Leader Resource 5: Welcoming Participants Who Are Hard Of Hearing
These suggestions are designed to help your workshops be more welcoming and inclusive. Please refer to them as needed to adapt activities throughout the program.
Hearing impairments affect people of all ages and range from mild to severe. Wearing hearing aids can help some, but not all, people who have a hearing loss. At their best, hearing aids do not "solve" the problems of hearing loss. Hearing aids make sounds louder but not necessarily clearer.
Most hearing loss interferes with a person's ability to understand speech, so people who are hard of hearing often also rely on lip reading (speech reading) to help them understand spoken language. A hard of hearing person may jokingly say "Let me put on my glasses so I can hear you."
People who consider themselves Deaf (with an upper-case 'D') regard Deafness as a culture with its own language — American Sign Language (ASL) — rather than as a disability. Most people who become deaf as adults do not learn sign language but rely on speech reading. ASL-fluent Deaf persons are likely to request the services of a professional interpreter for participation in adult religious education workshops.
- Ask self-identified hard of hearing persons where they would like to be seated. Ask other people to move if the best position is already taken.
- Many people who are hard of hearing rely on speech reading to some extent. Always face hard of hearing persons when you are talking to the group so that they can see your mouth move.
- When speaking, position yourself so that your face is in the light, not in the shadow.
- When speaking, take care to avoid the common habits of talking while facing your notes or while your hand is in front of your face.
- Multiple voices at the same time make a difficult acoustic environment for many people who are hard of hearing. Try to prevent multiple people from talking at once, and don't permit side conversations.
- When a person who is hard of hearing is participating in a dyad or small group activity, offer the pair or group the option of moving to a quiet place in another room to do their conversing.
- Make sure there is good lighting throughout your room and that facilitators can be in a good position relative to the light source.
- Try to select a meeting room that is carpeted. Bare walls and floors make sounds reverberate.
- Heater blowers, air conditioners, and other sources of background noise (such as people in an adjacent kitchen talking and rattling dishes) can be big problems for people who are hard of hearing. Work to minimize or eliminate background noise in your meeting room.
- Arrange seating in a circle, or arrange tables into a square so that people can see one other's faces.
- If you have a high-pitched voice, lower the pitch if you can. Higher pitches are harder to understand.
- Speak clearly, without mumbling your words. However, you don't have to talk loudly or exaggerate the way you speak.

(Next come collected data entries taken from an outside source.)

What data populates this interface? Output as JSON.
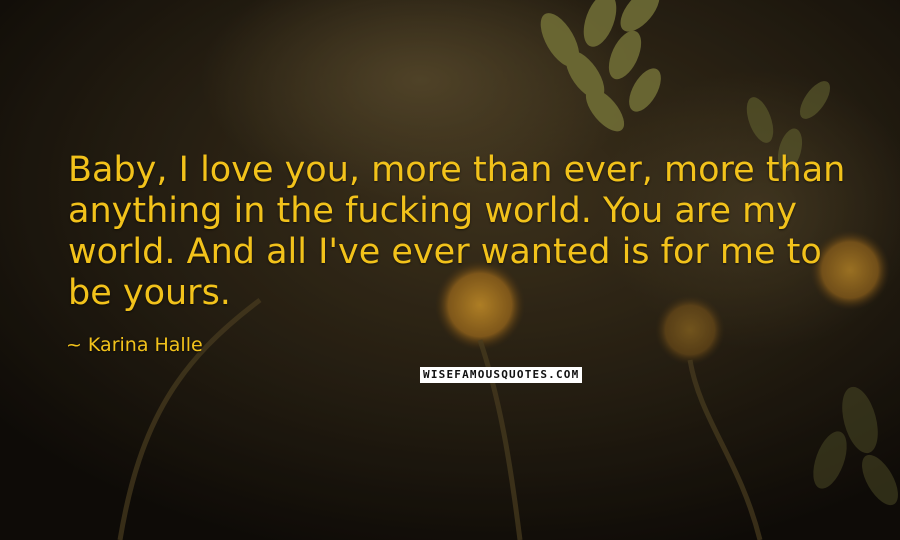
{
  "quote": {
    "text": "Baby, I love you, more than ever, more than anything in the fucking world. You are my world. And all I've ever wanted is for me to be yours.",
    "author_prefix": "~",
    "author": "Karina Halle",
    "color": "#f2c21b"
  },
  "watermark": {
    "text": "WISEFAMOUSQUOTES.COM"
  }
}
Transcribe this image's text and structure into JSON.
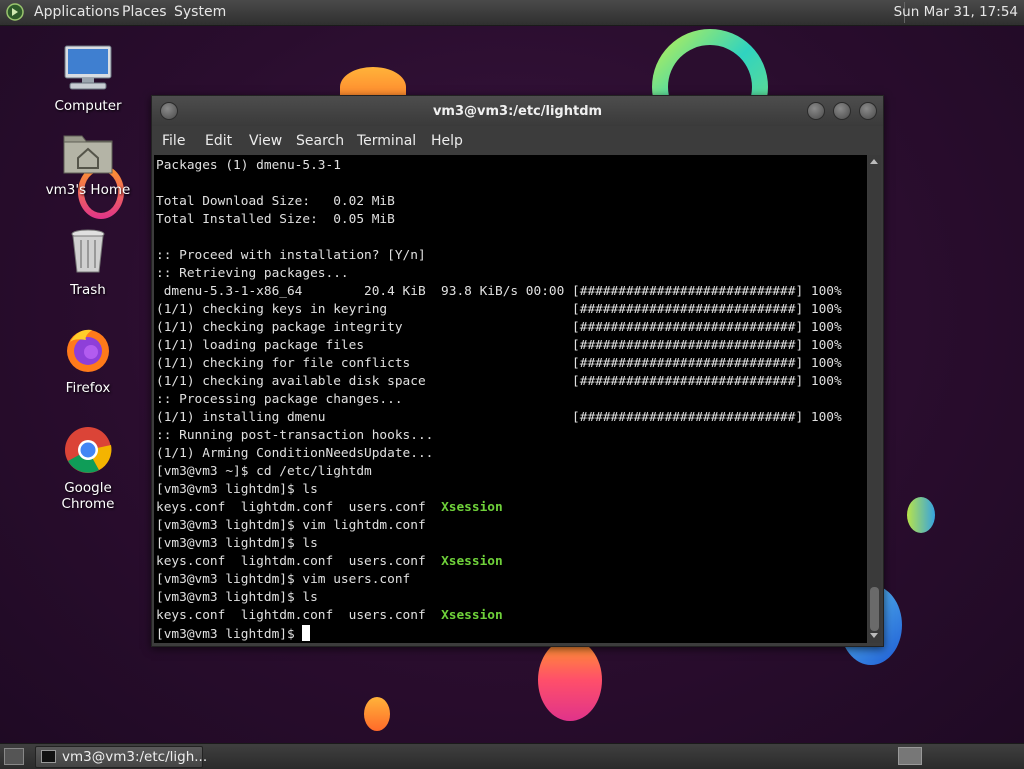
{
  "top_panel": {
    "menu_applications": "Applications",
    "menu_places": "Places",
    "menu_system": "System",
    "clock": "Sun Mar 31, 17:54"
  },
  "desktop_icons": {
    "computer": "Computer",
    "home": "vm3's Home",
    "trash": "Trash",
    "firefox": "Firefox",
    "chrome": "Google Chrome"
  },
  "terminal": {
    "title": "vm3@vm3:/etc/lightdm",
    "menu": [
      "File",
      "Edit",
      "View",
      "Search",
      "Terminal",
      "Help"
    ],
    "lines": [
      {
        "text": "Packages (1) dmenu-5.3-1"
      },
      {
        "text": ""
      },
      {
        "text": "Total Download Size:   0.02 MiB"
      },
      {
        "text": "Total Installed Size:  0.05 MiB"
      },
      {
        "text": ""
      },
      {
        "text": ":: Proceed with installation? [Y/n]"
      },
      {
        "text": ":: Retrieving packages..."
      },
      {
        "text": " dmenu-5.3-1-x86_64        20.4 KiB  93.8 KiB/s 00:00 [############################] 100%"
      },
      {
        "text": "(1/1) checking keys in keyring                        [############################] 100%"
      },
      {
        "text": "(1/1) checking package integrity                      [############################] 100%"
      },
      {
        "text": "(1/1) loading package files                           [############################] 100%"
      },
      {
        "text": "(1/1) checking for file conflicts                     [############################] 100%"
      },
      {
        "text": "(1/1) checking available disk space                   [############################] 100%"
      },
      {
        "text": ":: Processing package changes..."
      },
      {
        "text": "(1/1) installing dmenu                                [############################] 100%"
      },
      {
        "text": ":: Running post-transaction hooks..."
      },
      {
        "text": "(1/1) Arming ConditionNeedsUpdate..."
      },
      {
        "text": "[vm3@vm3 ~]$ cd /etc/lightdm"
      },
      {
        "text": "[vm3@vm3 lightdm]$ ls"
      },
      {
        "text": "keys.conf  lightdm.conf  users.conf  ",
        "highlight": "Xsession"
      },
      {
        "text": "[vm3@vm3 lightdm]$ vim lightdm.conf"
      },
      {
        "text": "[vm3@vm3 lightdm]$ ls"
      },
      {
        "text": "keys.conf  lightdm.conf  users.conf  ",
        "highlight": "Xsession"
      },
      {
        "text": "[vm3@vm3 lightdm]$ vim users.conf"
      },
      {
        "text": "[vm3@vm3 lightdm]$ ls"
      },
      {
        "text": "keys.conf  lightdm.conf  users.conf  ",
        "highlight": "Xsession"
      },
      {
        "text": "[vm3@vm3 lightdm]$ ",
        "cursor": true
      }
    ]
  },
  "taskbar": {
    "task_label": "vm3@vm3:/etc/ligh..."
  },
  "colors": {
    "terminal_bg": "#000000",
    "terminal_fg": "#e0e0e0",
    "executable_highlight": "#6fd13a"
  }
}
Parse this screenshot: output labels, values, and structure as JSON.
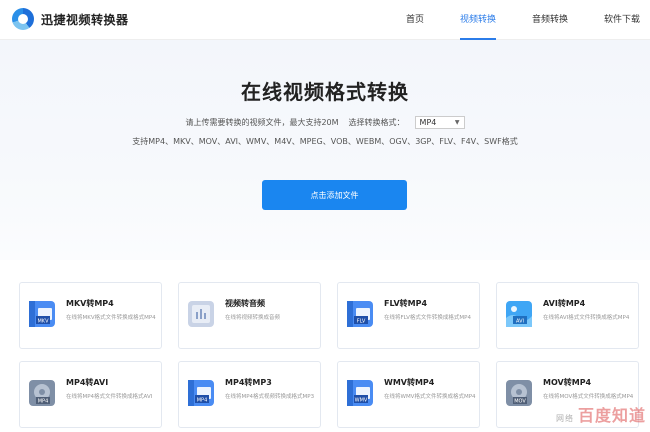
{
  "app": {
    "title": "迅捷视频转换器"
  },
  "nav": [
    {
      "label": "首页",
      "active": false
    },
    {
      "label": "视频转换",
      "active": true
    },
    {
      "label": "音频转换",
      "active": false
    },
    {
      "label": "软件下载",
      "active": false
    }
  ],
  "hero": {
    "title": "在线视频格式转换",
    "upload_hint": "请上传需要转换的视频文件，最大支持20M",
    "select_label": "选择转换格式：",
    "selected_format": "MP4",
    "supported": "支持MP4、MKV、MOV、AVI、WMV、M4V、MPEG、VOB、WEBM、OGV、3GP、FLV、F4V、SWF格式",
    "add_button": "点击添加文件"
  },
  "cards": [
    {
      "title": "MKV转MP4",
      "desc": "在线将MKV格式文件转换成格式MP4",
      "icon": "mkv-file-icon"
    },
    {
      "title": "视频转音频",
      "desc": "在线将视频转换成音频",
      "icon": "audio-file-icon"
    },
    {
      "title": "FLV转MP4",
      "desc": "在线将FLV格式文件转换成格式MP4",
      "icon": "flv-file-icon"
    },
    {
      "title": "AVI转MP4",
      "desc": "在线将AVI格式文件转换成格式MP4",
      "icon": "avi-file-icon"
    },
    {
      "title": "MP4转AVI",
      "desc": "在线将MP4格式文件转换成格式AVI",
      "icon": "mp4-file-icon"
    },
    {
      "title": "MP4转MP3",
      "desc": "在线将MP4格式视频转换成格式MP3",
      "icon": "mp4-file-icon"
    },
    {
      "title": "WMV转MP4",
      "desc": "在线将WMV格式文件转换成格式MP4",
      "icon": "wmv-file-icon"
    },
    {
      "title": "MOV转MP4",
      "desc": "在线将MOV格式文件转换成格式MP4",
      "icon": "mov-file-icon"
    }
  ],
  "watermark": {
    "small": "网络",
    "main": "百度知道"
  }
}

- If something you say is not heard, don't repeat it word for word. Instead, rephrase the idea using different words.
- When you change the topic, give a verbal cue, such as "Now I'd like to talk about . . ." People who are hard of hearing often depend on conversational context to get clues about words they've missed.
- Provide visual information using newsprint or whiteboards. Have one person write on the newsprint or whiteboard and a second person (facing the group) voice what is being written.
- Provide printed handouts (in both regular and large print format), such as copies of any stories that you are telling, for participants who need them.
Welcoming Requires Continual Attention
It is a credit to you that a person who is hard of hearing trusts you enough to come to your workshop. Many people who are hard of hearing avoid such situations because of the communication difficulties, embarrassment, frustration, and impatience that are often encountered.
Imagine this scenario: As you're leading the workshop, you and the participants are engrossed in easy back-and-forth communication about deep, personal topics. Conversation is intense; voices drop as people reveal private, never-before-spoken thoughts. Three people speak at once in a fluid, back-and-forth way, while two people at the end of the table have a conversation with each other about something personal.
Meanwhile, the person who is hard of hearing is trying to listen to you, separate the background voices from what you are saying, and feel confident enough to ask you to repeat something you have said to the whole group — all while having a meaningful religious education experience. For a person who is hard of hearing, the impulse is often to avoid being a bother — to withdraw, give up, pretend to hear what is going on, and perhaps not come to the next session.
As a leader, it's up to you to control the workshop situation. Making sure that only one person is talking at a time, that participants speak up, and so on makes for an environment that is good for everyone's learning.